The Economic Ripples of Global Conflicts: Africa’s Struggles with Rising Fuel Prices
Lagos taxi driver Adegbola Isaac experienced the harsh realities of rising fuel costs firsthand last weekend. Visiting a gas station twice, he witnessed the price surge to 1350 naira (NZ$1.69) per liter, marking a staggering 35% increase since the onset of the Iran war on February 28, following US-Israeli strikes. This inflation has dramatically impacted his daily earnings, a sentiment echoed by many across Africa grappling with similar challenges.
“It is hitting hard,” Isaac shared with The Associated Press, reflecting the growing concern among millions who are feeling the weight of global conflicts that seem distant yet have immediate repercussions.
Global Conflicts Impacting Local Economies
As the conflict in the Middle East disrupts critical supply chains, nations like Nigeria face escalating fuel costs due to a largely closed Strait of Hormuz. This situation exacerbates existing hardships for many, especially those in the world’s poorest households, aggravating an already fragile economic landscape.
Global crises have repeatedly targeted Africa, a continent that remains vulnerable to external pressures. Following challenges posed by the COVID-19 pandemic and the war in Ukraine, the situation has deteriorated further with the current Middle East conflict disrupting critical resources such as fuel and fertilizer.
African nations, primarily net importers of refined oil, are witnessing swift repercussions as retail fuel prices climb. This hike in costs affects not just transportation but a myriad of goods and services vital for everyday life.

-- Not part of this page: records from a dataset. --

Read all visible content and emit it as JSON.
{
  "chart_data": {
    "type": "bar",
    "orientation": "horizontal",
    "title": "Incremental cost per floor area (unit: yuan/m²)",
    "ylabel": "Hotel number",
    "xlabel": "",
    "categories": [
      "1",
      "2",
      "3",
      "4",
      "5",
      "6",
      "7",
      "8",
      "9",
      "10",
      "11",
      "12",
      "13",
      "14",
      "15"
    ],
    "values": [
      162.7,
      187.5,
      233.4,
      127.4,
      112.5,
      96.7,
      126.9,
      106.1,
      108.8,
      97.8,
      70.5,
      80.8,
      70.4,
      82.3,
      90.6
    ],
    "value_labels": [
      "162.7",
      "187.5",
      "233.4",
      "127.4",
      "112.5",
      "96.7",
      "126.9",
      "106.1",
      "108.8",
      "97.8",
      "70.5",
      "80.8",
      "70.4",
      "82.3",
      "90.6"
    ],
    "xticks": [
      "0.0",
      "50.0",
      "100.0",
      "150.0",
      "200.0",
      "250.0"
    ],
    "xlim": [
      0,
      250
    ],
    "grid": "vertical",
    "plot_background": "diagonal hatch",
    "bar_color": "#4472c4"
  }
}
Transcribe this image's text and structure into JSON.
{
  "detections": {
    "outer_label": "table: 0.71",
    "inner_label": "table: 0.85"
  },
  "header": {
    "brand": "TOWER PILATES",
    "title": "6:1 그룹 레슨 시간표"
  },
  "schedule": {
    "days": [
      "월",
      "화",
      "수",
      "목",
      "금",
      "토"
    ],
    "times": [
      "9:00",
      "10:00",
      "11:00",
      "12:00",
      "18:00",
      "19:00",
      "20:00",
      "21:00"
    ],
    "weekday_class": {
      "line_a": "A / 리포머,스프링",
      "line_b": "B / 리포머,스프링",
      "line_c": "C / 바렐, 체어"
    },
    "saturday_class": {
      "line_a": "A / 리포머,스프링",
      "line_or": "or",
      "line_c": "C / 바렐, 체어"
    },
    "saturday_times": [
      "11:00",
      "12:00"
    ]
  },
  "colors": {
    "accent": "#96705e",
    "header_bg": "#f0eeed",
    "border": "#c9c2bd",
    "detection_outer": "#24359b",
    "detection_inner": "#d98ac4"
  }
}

Widespread Effects Across the Continent
The United Nations labeled Africa as “the epicentre of overlapping global crises” in a 2025 report by UNCTAD. It noted that over 50% of Africa’s trade is with non-African nations. Countries like Kenya depend on the Middle East for all their fuel supplies, leading to disruptions that already affect 20% of retail outlets. Meanwhile, Uganda faces dwindling fuel stock expected to last only a few weeks.

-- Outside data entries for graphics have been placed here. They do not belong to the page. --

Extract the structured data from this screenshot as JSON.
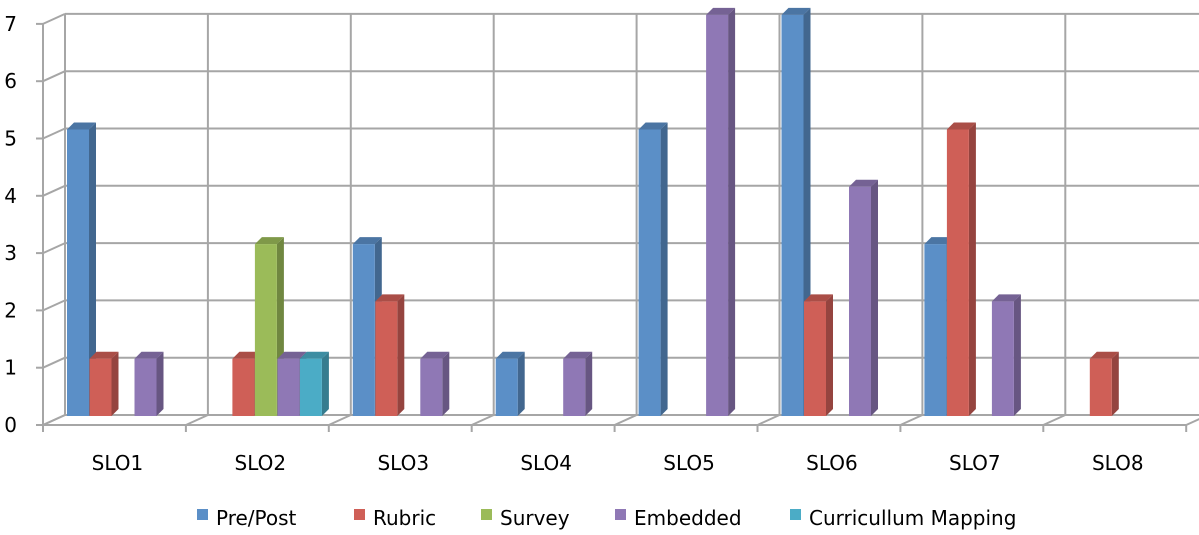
{
  "chart_data": {
    "type": "bar",
    "categories": [
      "SLO1",
      "SLO2",
      "SLO3",
      "SLO4",
      "SLO5",
      "SLO6",
      "SLO7",
      "SLO8"
    ],
    "series": [
      {
        "name": "Pre/Post",
        "color": "#5B8FC7",
        "values": [
          5,
          0,
          3,
          1,
          5,
          7,
          3,
          0
        ]
      },
      {
        "name": "Rubric",
        "color": "#CF5F57",
        "values": [
          1,
          1,
          2,
          0,
          0,
          2,
          5,
          1
        ]
      },
      {
        "name": "Survey",
        "color": "#9BBB59",
        "values": [
          0,
          3,
          0,
          0,
          0,
          0,
          0,
          0
        ]
      },
      {
        "name": "Embedded",
        "color": "#8F78B5",
        "values": [
          1,
          1,
          1,
          1,
          7,
          4,
          2,
          0
        ]
      },
      {
        "name": "Curricullum Mapping",
        "color": "#4BACC6",
        "values": [
          0,
          1,
          0,
          0,
          0,
          0,
          0,
          0
        ]
      }
    ],
    "yticks": [
      "0",
      "1",
      "2",
      "3",
      "4",
      "5",
      "6",
      "7"
    ],
    "ylim": [
      0,
      7
    ],
    "grid": true,
    "legend_position": "bottom",
    "style": "3d-clustered-column"
  }
}
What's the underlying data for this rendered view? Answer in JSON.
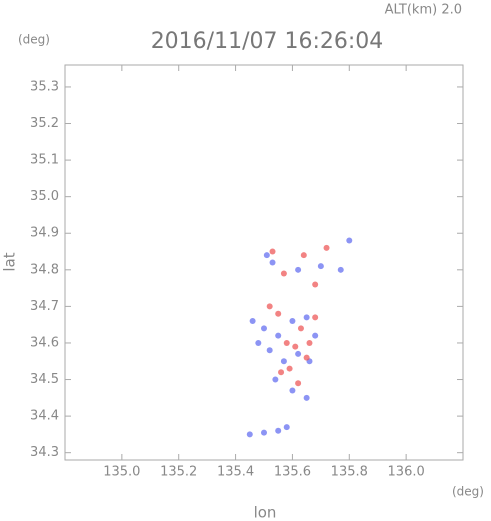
{
  "chart_data": {
    "type": "scatter",
    "title": "2016/11/07 16:26:04",
    "subtitle": "ALT(km) 2.0",
    "y_unit": "(deg)",
    "x_unit": "(deg)",
    "xlabel": "lon",
    "ylabel": "lat",
    "xlim": [
      134.8,
      136.2
    ],
    "ylim": [
      34.28,
      35.36
    ],
    "xticks": [
      {
        "value": 135.0,
        "label": "135.0"
      },
      135.2,
      135.4,
      135.6,
      135.8,
      {
        "value": 136.0,
        "label": "136.0"
      }
    ],
    "yticks": [
      35.3,
      35.2,
      35.1,
      {
        "value": 35.0,
        "label": "35.0"
      },
      34.9,
      34.8,
      34.7,
      34.6,
      34.5,
      34.4,
      34.3
    ],
    "series": [
      {
        "color": "#6670f0",
        "x": [
          135.51,
          135.53,
          135.62,
          135.7,
          135.77,
          135.8,
          135.46,
          135.5,
          135.55,
          135.6,
          135.65,
          135.68,
          135.52,
          135.57,
          135.62,
          135.54,
          135.6,
          135.65,
          135.45,
          135.5,
          135.55,
          135.58,
          135.48,
          135.66
        ],
        "y": [
          34.84,
          34.82,
          34.8,
          34.81,
          34.8,
          34.88,
          34.66,
          34.64,
          34.62,
          34.66,
          34.67,
          34.62,
          34.58,
          34.55,
          34.57,
          34.5,
          34.47,
          34.45,
          34.35,
          34.355,
          34.36,
          34.37,
          34.6,
          34.55
        ]
      },
      {
        "color": "#ee5a5a",
        "x": [
          135.53,
          135.57,
          135.64,
          135.68,
          135.72,
          135.52,
          135.55,
          135.63,
          135.68,
          135.58,
          135.61,
          135.65,
          135.56,
          135.62,
          135.59,
          135.66
        ],
        "y": [
          34.85,
          34.79,
          34.84,
          34.76,
          34.86,
          34.7,
          34.68,
          34.64,
          34.67,
          34.6,
          34.59,
          34.56,
          34.52,
          34.49,
          34.53,
          34.6
        ]
      }
    ]
  }
}
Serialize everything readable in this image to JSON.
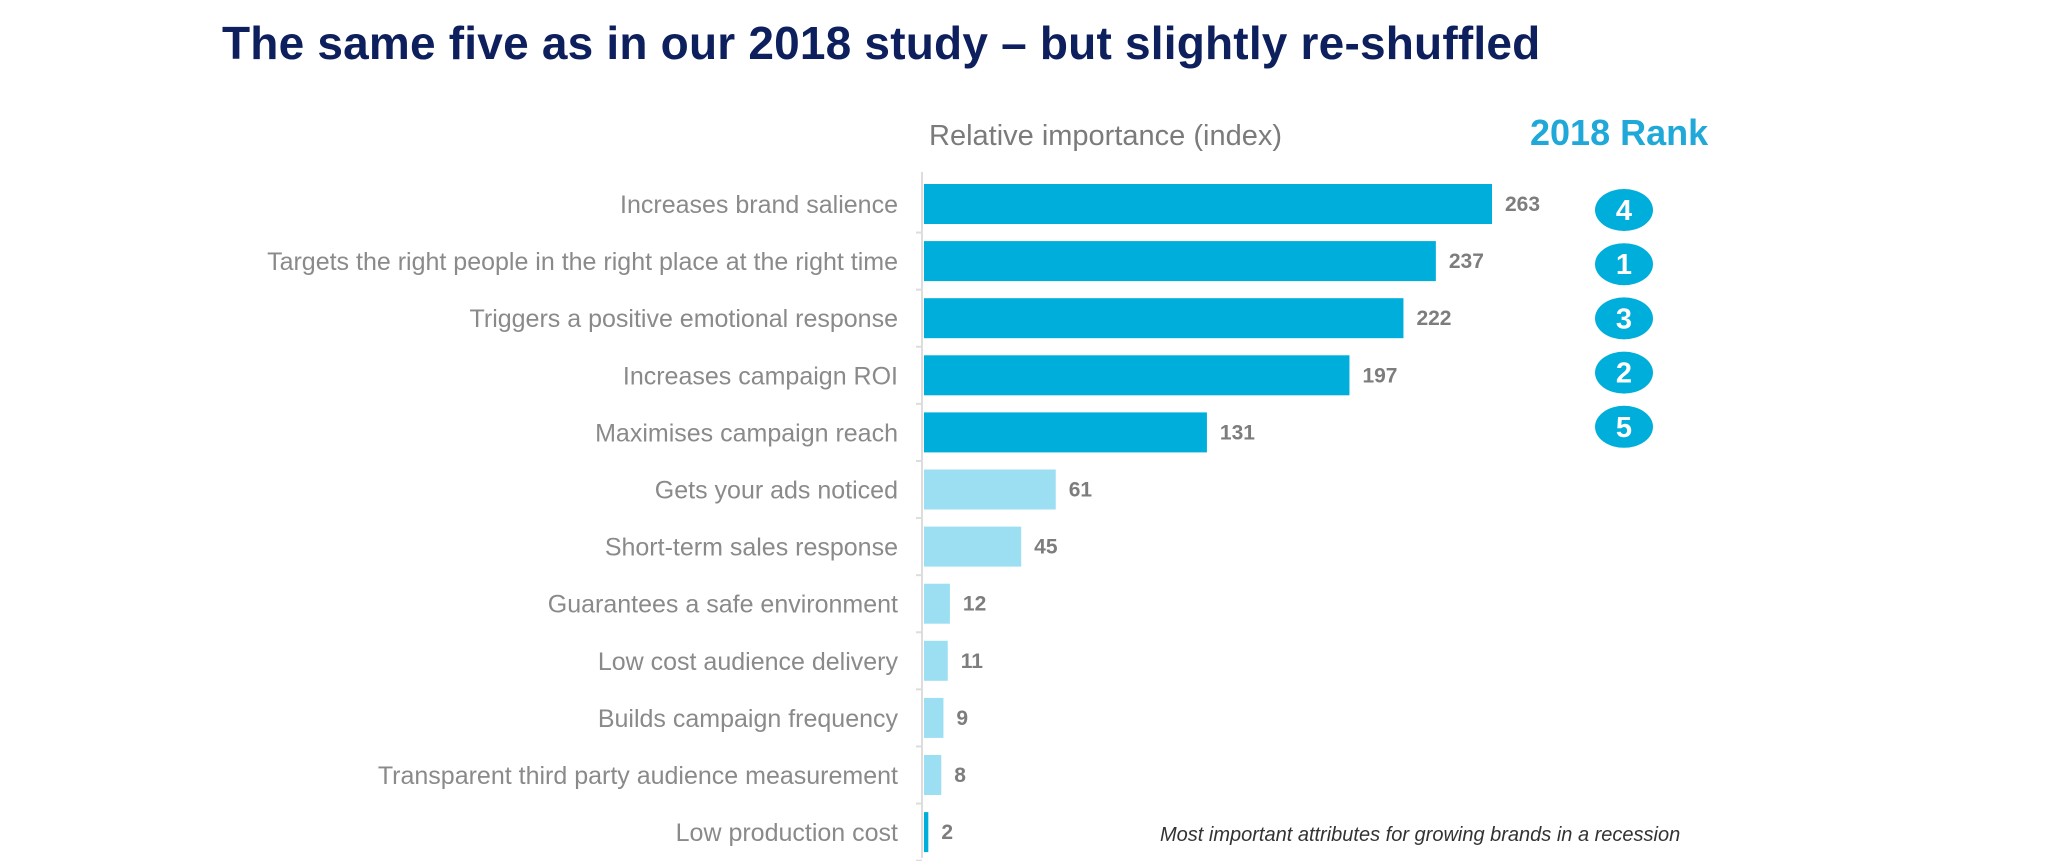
{
  "title": "The same five as in our 2018 study – but slightly re-shuffled",
  "axis_caption": "Relative importance (index)",
  "rank_header": "2018 Rank",
  "footnote": "Most important attributes for growing brands in a recession",
  "colors": {
    "top_five": "#00aedb",
    "others": "#9ddff2",
    "rank_badge": "#00aedb",
    "title": "#0d1f5c"
  },
  "chart_data": {
    "type": "bar",
    "orientation": "horizontal",
    "categories": [
      "Increases brand salience",
      "Targets the right people in the right place at the right time",
      "Triggers a positive emotional response",
      "Increases campaign ROI",
      "Maximises campaign reach",
      "Gets your ads noticed",
      "Short-term sales response",
      "Guarantees a safe environment",
      "Low cost audience delivery",
      "Builds campaign frequency",
      "Transparent third party audience measurement",
      "Low production cost"
    ],
    "values": [
      263,
      237,
      222,
      197,
      131,
      61,
      45,
      12,
      11,
      9,
      8,
      2
    ],
    "highlight_top_n": 5,
    "ranks_2018": [
      4,
      1,
      3,
      2,
      5
    ],
    "xlabel": "Relative importance (index)",
    "xlim": [
      0,
      263
    ],
    "grid": false,
    "legend": "none"
  }
}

South Africa also relies heavily on oil imports, primarily from Saudi Arabia, while Nigeria, despite being Africa’s largest oil producer, lacks sufficient local refining capabilities, leading to a dependency on refined products from Europe.

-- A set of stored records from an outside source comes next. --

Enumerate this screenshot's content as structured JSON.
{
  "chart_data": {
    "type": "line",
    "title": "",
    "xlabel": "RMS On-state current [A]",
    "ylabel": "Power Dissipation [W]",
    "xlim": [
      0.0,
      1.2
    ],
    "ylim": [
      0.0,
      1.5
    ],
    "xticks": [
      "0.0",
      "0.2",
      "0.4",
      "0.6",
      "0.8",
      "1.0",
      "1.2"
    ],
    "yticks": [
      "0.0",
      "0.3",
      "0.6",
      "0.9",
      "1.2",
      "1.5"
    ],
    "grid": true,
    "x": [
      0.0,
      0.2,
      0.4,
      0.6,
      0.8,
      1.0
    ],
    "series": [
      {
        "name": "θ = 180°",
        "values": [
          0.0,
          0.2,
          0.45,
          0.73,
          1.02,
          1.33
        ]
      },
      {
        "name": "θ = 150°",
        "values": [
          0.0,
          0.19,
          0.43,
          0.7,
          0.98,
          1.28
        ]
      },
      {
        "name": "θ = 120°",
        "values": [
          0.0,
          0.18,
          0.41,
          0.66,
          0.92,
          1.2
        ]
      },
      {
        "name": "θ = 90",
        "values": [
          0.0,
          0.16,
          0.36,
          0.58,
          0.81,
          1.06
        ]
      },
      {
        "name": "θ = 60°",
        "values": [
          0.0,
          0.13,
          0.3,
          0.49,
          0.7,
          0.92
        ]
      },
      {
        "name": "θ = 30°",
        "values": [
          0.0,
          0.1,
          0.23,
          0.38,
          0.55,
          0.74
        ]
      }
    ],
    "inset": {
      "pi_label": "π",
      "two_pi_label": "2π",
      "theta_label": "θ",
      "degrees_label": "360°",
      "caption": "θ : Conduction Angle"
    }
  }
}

Adapting to New Economic Realities
In light of soaring prices, Zimbabwe’s health sector has seen protests advocating for wage increases amidst a rising cost of living. The government plans to increase fuel blending ratios with ethanol, a measure fraught with potential risks to vehicle performance and environmental standards.
“I now avoid going into town during peak hours because the fares are too high,” shared Washington Nyakarize, an informal trader in Harare. Such decisions reflect how economic strains force individuals to adapt their daily routines, impacting businesses and livelihoods across various sectors.
Industries in South Africa reliant on diesel are stockpiling fuel but receive some reassurance from the Department of Mineral and Petroleum Resources (DMPR), which confirmed untapped strategic reserves available to manage the crisis.
Beyond Fuel: Agricultural Challenges Ahead
The UNCTAD warns that fertilizer access across Africa will likely face significant disruptions due to ongoing conflicts, affecting countries already dealing with instability. For instance, Kenya’s flower industry notes losses of up to US$1.4 million (NZ$2.4 million) weekly due to reduced demand and shipping complications since the outbreak of the Iran war, highlighting the broader agricultural repercussions of these global crises.
Future Predictions Amid Ongoing Tensions
Experts predict unpredictable challenges ahead if the conflict continues. “If the conflict persists for another month or two, we’re entering uncharted territory,” warned Zainab Usman, a senior research scholar at the Center on Global Energy Policy.
Governments Seek Alternatives
In response to the global oil squeeze, several African governments are exploring alternative supply routes. Recent reports indicate that nations like South Africa, Kenya, and Ghana are negotiating fuel contracts with Nigeria’s Dangote Refinery. The refinery has started to fulfill orders for refined petroleum products to multiple African countries, marking a significant step as it reaches full operational capacity.
Energy experts believe that Dangote’s ability to meet the rising demand will hinge on maintaining a steady crude oil supply. “As long as there is a steady supply of crude oil, the refinery has the capacity to meet some of the continent’s needs,” stated Olufola Wusu, an oil and gas expert based in Lagos.